Should we let the albatross and the Galapagos tortoise go extinct, or euthanise our pets for the greater good of animal kind? And for that matter, what about all the carnivorous animals in nature subjecting their brethren to horrific ends every minute of every day? What of those that die in even greater numbers from exposure, starvation and disease? Why shouldn’t our duty of care for animals as sentient beings extend to preventing their suffering too, as it surely would for humans?

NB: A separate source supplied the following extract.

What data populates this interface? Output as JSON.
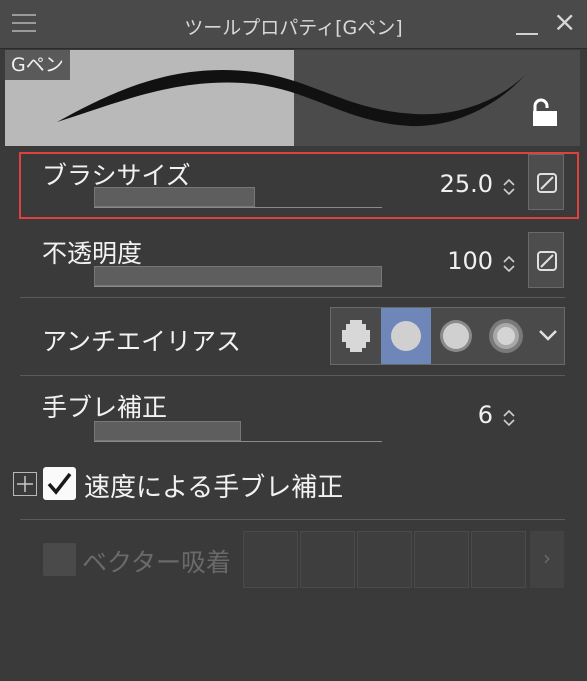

All of these questions become impossibly knotty unless we do what we’re accustomed to doing for our own sanity and convenience, which is to draw a sharp dividing line between humans and non-human animals, declaring that only the individuals on the near side of that line are worthy of our full moral consideration. Even if we could prevent all animal suffering, we wouldn’t want to — this would mean a total dismantling of the circle of life that keeps all the planet’s ecosystems in balance.

But this kind of approach becomes less and less acceptable to a world that is increasingly sensitive to violence, and where morality is derived from utilitarian principles (whose founder, Jeremy Bentham, said of animals: “The question is not can they reason … but can they suffer?”) rather than God-given (“Every moving thing that lives shall be food for you”). With speciesism, we may have reached the first point where modern moral sensibilities, having emerged from instincts evolved to help our species thrive as small bands of kin millions of years ago, hit a major roadblock imposed by the limitations of the physical world.

The UK’s animal sentience bill is brief, containing no detail as to how exactly animal interests should be weighted. Even PETA’s press release celebrating the passing of the bill doesn’t mention any specific practices that they hope it might restrict. As our aversion to violence increases further, I expect we will see a ramping up of non-specific proclamations in favour of animal rights, and of debates over banning things such as trophy hunting or foie gras, which are so minor in the scheme of things they might as well be symbolic gestures.

But at the same time, the number of animals killed for our consumption shows no sign of declining or even plateauing. A hundred years from now the prospect of putting a genuinely anti-speciesist worldview into practice is likely to remain as impracticable as it is today. Our moral intuitions may be changing, but we have no way of escaping the natural world that we’re part of, red in tooth and claw. A substantially brighter future for animals seems unlikely. And for humans, the future spells a lot more cognitive dissonance, as our evolving ideals will continue to bump up against the constraints of the world in which we find ourselves.


Ellen Pasternack is a PhD student in evolutionary biology at Oxford University.